When Gibb thought to run in the Boston Marathon, race director Will Cloney informed her that women were physiologically incapable of running such lengths and under the Amateur Athletic Union guidelines women were not allowed to run over a mile and a half. Instead of faltering, Gibb decided to run without permission. She believed that successfully running the race did not simply symbolize personal achievement, but rather would spotlight a far more important issue — gender inequality.
“At that moment, I knew that I was running for much more than my own personal challenge. I was running to change the way people think. There existed a false belief that was keeping half the world’s population from experiencing all of life,” Gibb said.
On April 19, 1966 Gibb arrived at the starting line in Hopkinton, where she dressed in men’s wear and hid in the bushes until the starting gun fired. When half of the pack had already started, she joined her fellow racers on her historic run. With the encouragement of the male runners, Gibb continued the race, inching ever closer to the finish line and calling increasing public attention to her efforts.
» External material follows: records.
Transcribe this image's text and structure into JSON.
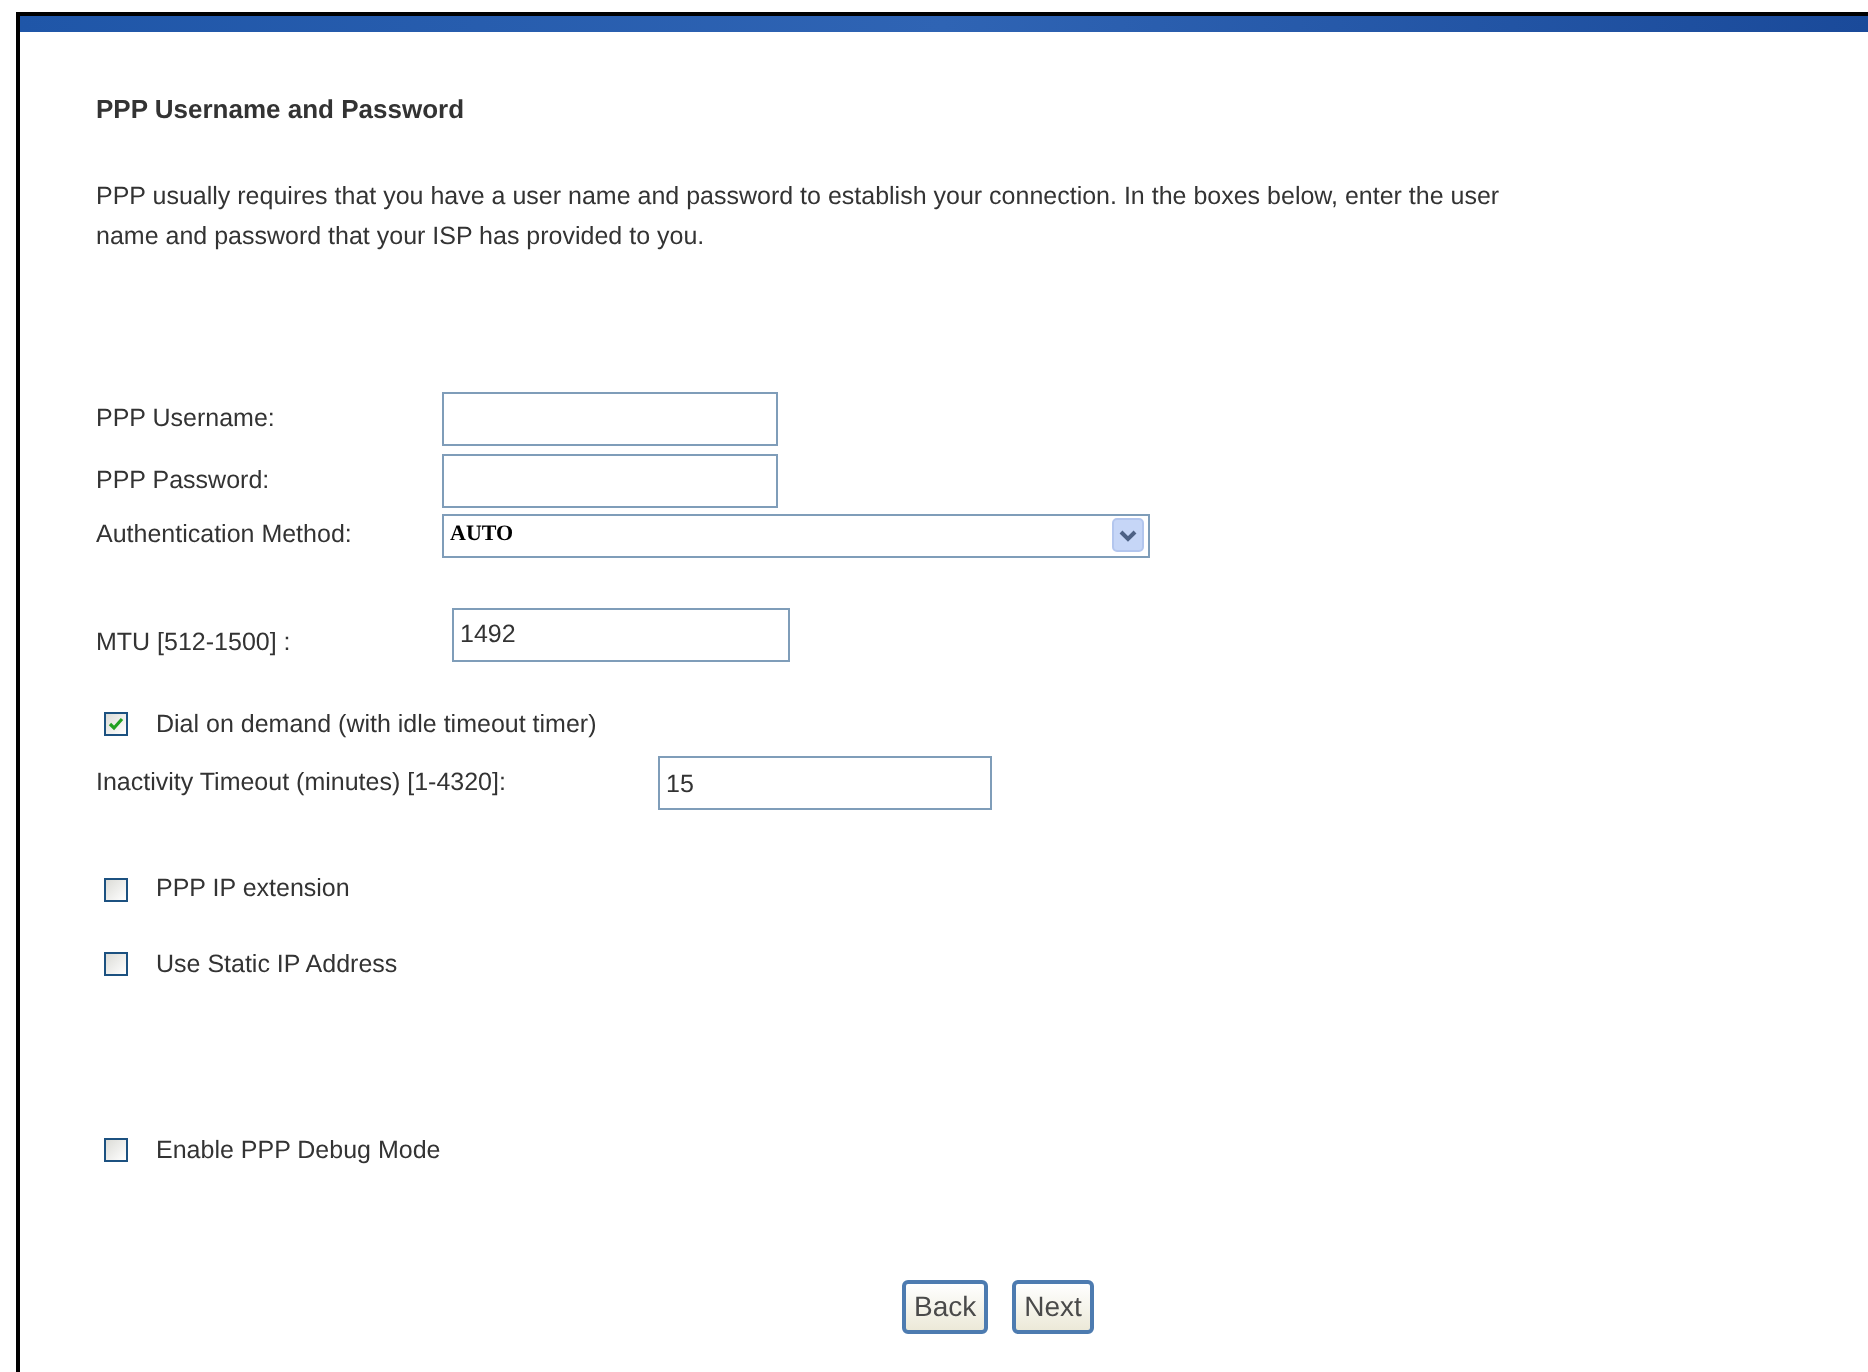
{
  "heading": "PPP Username and Password",
  "intro": "PPP usually requires that you have a user name and password to establish your connection. In the boxes below, enter the user\nname and password that your ISP has provided to you.",
  "username": {
    "label": "PPP Username:"
  },
  "password": {
    "label": "PPP Password:"
  },
  "auth_method": {
    "label": "Authentication Method:",
    "value": "AUTO"
  },
  "mtu": {
    "label": "MTU [512-1500] :",
    "value": "1492"
  },
  "dial_on_demand": {
    "label": "Dial on demand (with idle timeout timer)",
    "checked": true
  },
  "inactivity_timeout": {
    "label": "Inactivity Timeout (minutes) [1-4320]:",
    "value": "15"
  },
  "ppp_ip_extension": {
    "label": "PPP IP extension",
    "checked": false
  },
  "static_ip": {
    "label": "Use Static IP Address",
    "checked": false
  },
  "debug_mode": {
    "label": "Enable PPP Debug Mode",
    "checked": false
  },
  "buttons": [
    "Back",
    "Next"
  ]
}
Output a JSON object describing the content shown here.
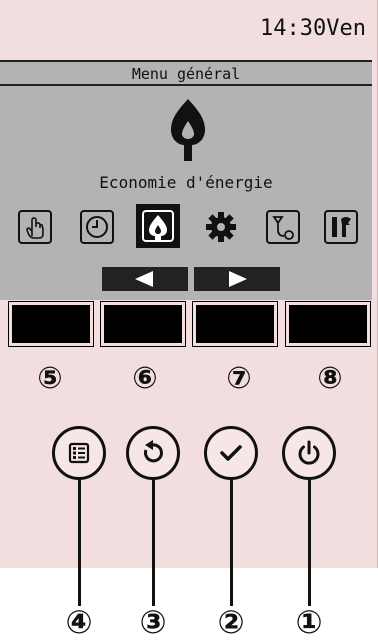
{
  "header": {
    "time": "14:30Ven"
  },
  "menu": {
    "title": "Menu général",
    "current_mode": "Economie d'énergie"
  },
  "menu_icons": [
    {
      "name": "hand-touch-icon",
      "selected": false
    },
    {
      "name": "clock-icon",
      "selected": false
    },
    {
      "name": "energy-saving-icon",
      "selected": true
    },
    {
      "name": "gear-icon",
      "selected": false
    },
    {
      "name": "maintenance-filter-icon",
      "selected": false
    },
    {
      "name": "service-wrench-icon",
      "selected": false
    }
  ],
  "function_labels": [
    "⑤",
    "⑥",
    "⑦",
    "⑧"
  ],
  "button_callouts": [
    "④",
    "③",
    "②",
    "①"
  ],
  "buttons": [
    {
      "name": "menu-button",
      "icon": "menu-list-icon"
    },
    {
      "name": "return-button",
      "icon": "return-icon"
    },
    {
      "name": "select-button",
      "icon": "check-icon"
    },
    {
      "name": "power-button",
      "icon": "power-icon"
    }
  ],
  "colors": {
    "panel": "#f2dede",
    "screen": "#b3b3b3",
    "dark": "#111111"
  }
}
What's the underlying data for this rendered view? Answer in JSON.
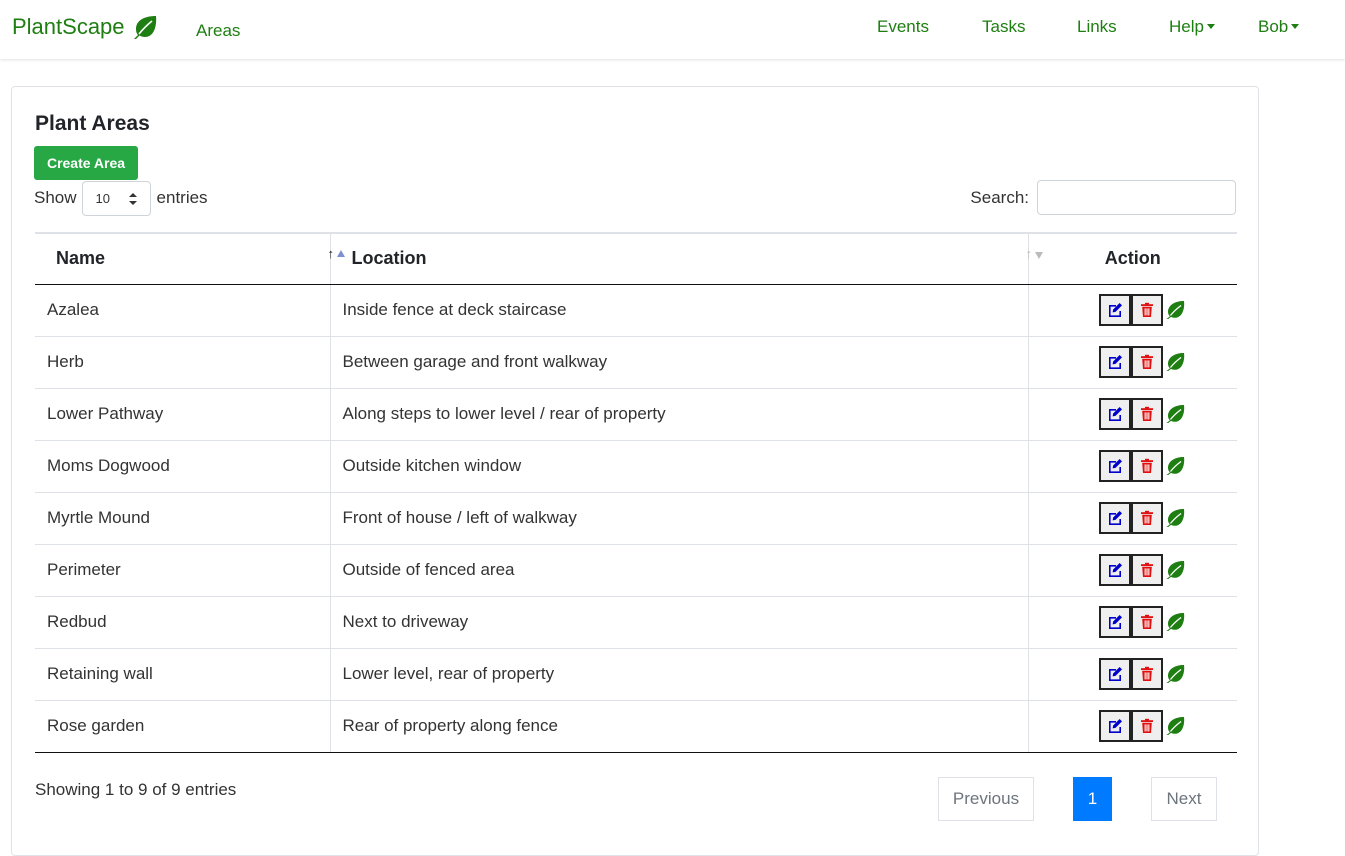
{
  "navbar": {
    "brand": "PlantScape",
    "areas": "Areas",
    "events": "Events",
    "tasks": "Tasks",
    "links": "Links",
    "help": "Help",
    "user": "Bob",
    "color": "#1e7e12"
  },
  "card": {
    "title": "Plant Areas",
    "create_button": "Create Area"
  },
  "length_menu": {
    "show": "Show",
    "value": "10",
    "entries": "entries"
  },
  "search": {
    "label": "Search:",
    "value": ""
  },
  "table": {
    "columns": [
      "Name",
      "Location",
      "Action"
    ],
    "sorted_column": "Name",
    "sort_direction": "ascending",
    "rows": [
      {
        "name": "Azalea",
        "location": "Inside fence at deck staircase"
      },
      {
        "name": "Herb",
        "location": "Between garage and front walkway"
      },
      {
        "name": "Lower Pathway",
        "location": "Along steps to lower level / rear of property"
      },
      {
        "name": "Moms Dogwood",
        "location": "Outside kitchen window"
      },
      {
        "name": "Myrtle Mound",
        "location": "Front of house / left of walkway"
      },
      {
        "name": "Perimeter",
        "location": "Outside of fenced area"
      },
      {
        "name": "Redbud",
        "location": "Next to driveway"
      },
      {
        "name": "Retaining wall",
        "location": "Lower level, rear of property"
      },
      {
        "name": "Rose garden",
        "location": "Rear of property along fence"
      }
    ],
    "action_icons": [
      "edit-icon",
      "trash-icon",
      "leaf-icon"
    ]
  },
  "footer": {
    "info": "Showing 1 to 9 of 9 entries",
    "previous": "Previous",
    "current_page": "1",
    "next": "Next"
  },
  "colors": {
    "brand": "#1e7e12",
    "create_button": "#28a745",
    "page_active": "#007bff",
    "edit_icon": "#0000cc",
    "trash_icon": "#e01010",
    "leaf_icon": "#1e7e12"
  }
}
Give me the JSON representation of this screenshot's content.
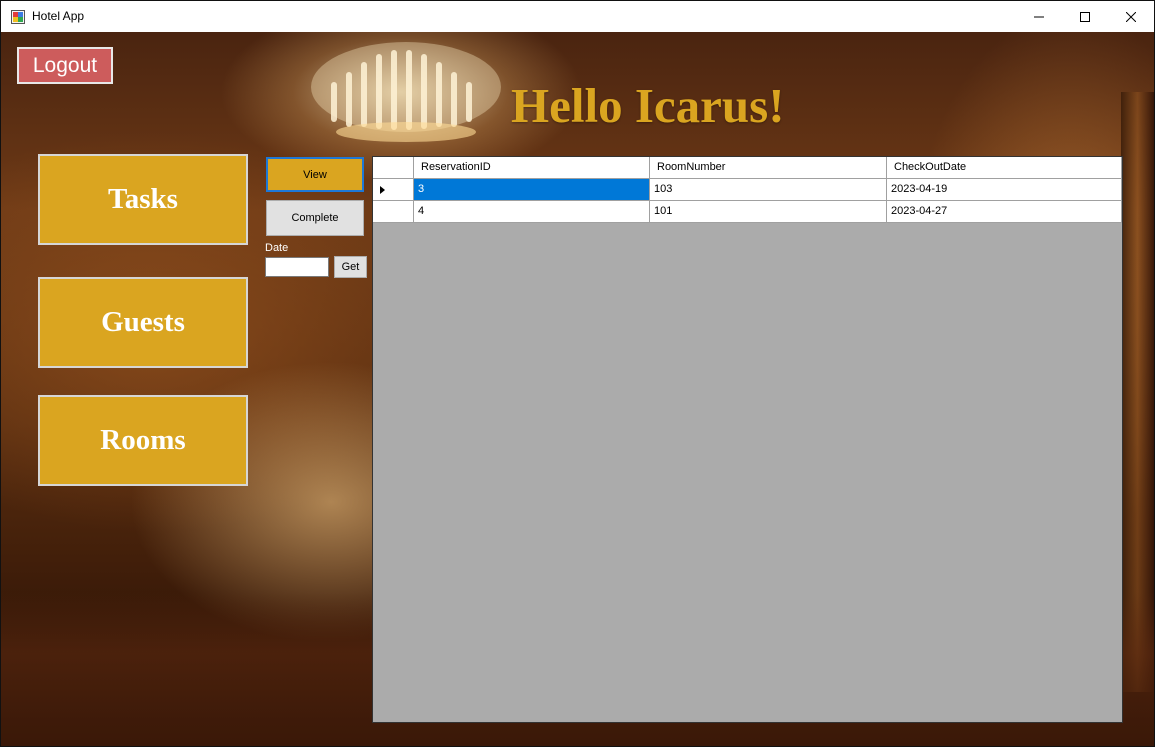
{
  "window": {
    "title": "Hotel App"
  },
  "header": {
    "logout_label": "Logout",
    "greeting": "Hello Icarus!"
  },
  "nav": {
    "tasks_label": "Tasks",
    "guests_label": "Guests",
    "rooms_label": "Rooms"
  },
  "actions": {
    "view_label": "View",
    "complete_label": "Complete",
    "date_label": "Date",
    "date_value": "",
    "get_label": "Get"
  },
  "table": {
    "columns": [
      "ReservationID",
      "RoomNumber",
      "CheckOutDate"
    ],
    "rows": [
      {
        "reservation_id": "3",
        "room_number": "103",
        "checkout_date": "2023-04-19"
      },
      {
        "reservation_id": "4",
        "room_number": "101",
        "checkout_date": "2023-04-27"
      }
    ]
  },
  "colors": {
    "accent_gold": "#daa520",
    "logout_red": "#cd5c5c",
    "selection_blue": "#0078d7",
    "grid_background": "#ababab"
  },
  "icons": {
    "app": "app-window-icon",
    "minimize": "minimize-icon",
    "maximize": "maximize-icon",
    "close": "close-icon",
    "row_indicator": "row-pointer-icon"
  }
}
“We scanned face after face in breathless anticipation until just ahead of her, through the excited crowd, a ripple of recognition shot through the lines, and we cheered as we never had before. We let out a roar that day, sensing that this woman had done more than just break the gender barrier in a famous race,” said Diana Chapman Walsh ’66, former president of Wellesley College of her senior year experience.
Governor of Massachusetts John Volpe stood waiting to shake Gibb’s hand as she crossed the finish line in three hours, 21 minutes and 40 seconds. Gibb completed the race ahead of two thirds of the pack and thus proved to the world that women could in fact successfully run more than a mile and a half competitively. Numerous editorials including Sports Illustrated and Record American covered her historic triumph over the previous gender barriers.
The following year, Gibb returned and ran the marathon again in three hours, 27 minutes and 17 seconds. In 1968, she finished the marathon for the third time in three hours and 30 minutes, still the first among a growing number of women who followed Gibb in running the marathon. By 1972, the Boston Athletic Association officially sanctioned the women’s event.
In 1996, at the 100th Anniversary of the Boston Marathon and the 30th Anniversary of Gibb’s first run, the Boston Athletic Association officially recognized Gibb’s 1966, 1967 and 1968 wins in the female athletes division.
Along with Gibb’s love for running, she pursued a family and a career: She received a Bachelor of Science degree from the University of California in La Jolla and proceeded to study epistemology and color vision at MIT, all while pursuing law and raising her children.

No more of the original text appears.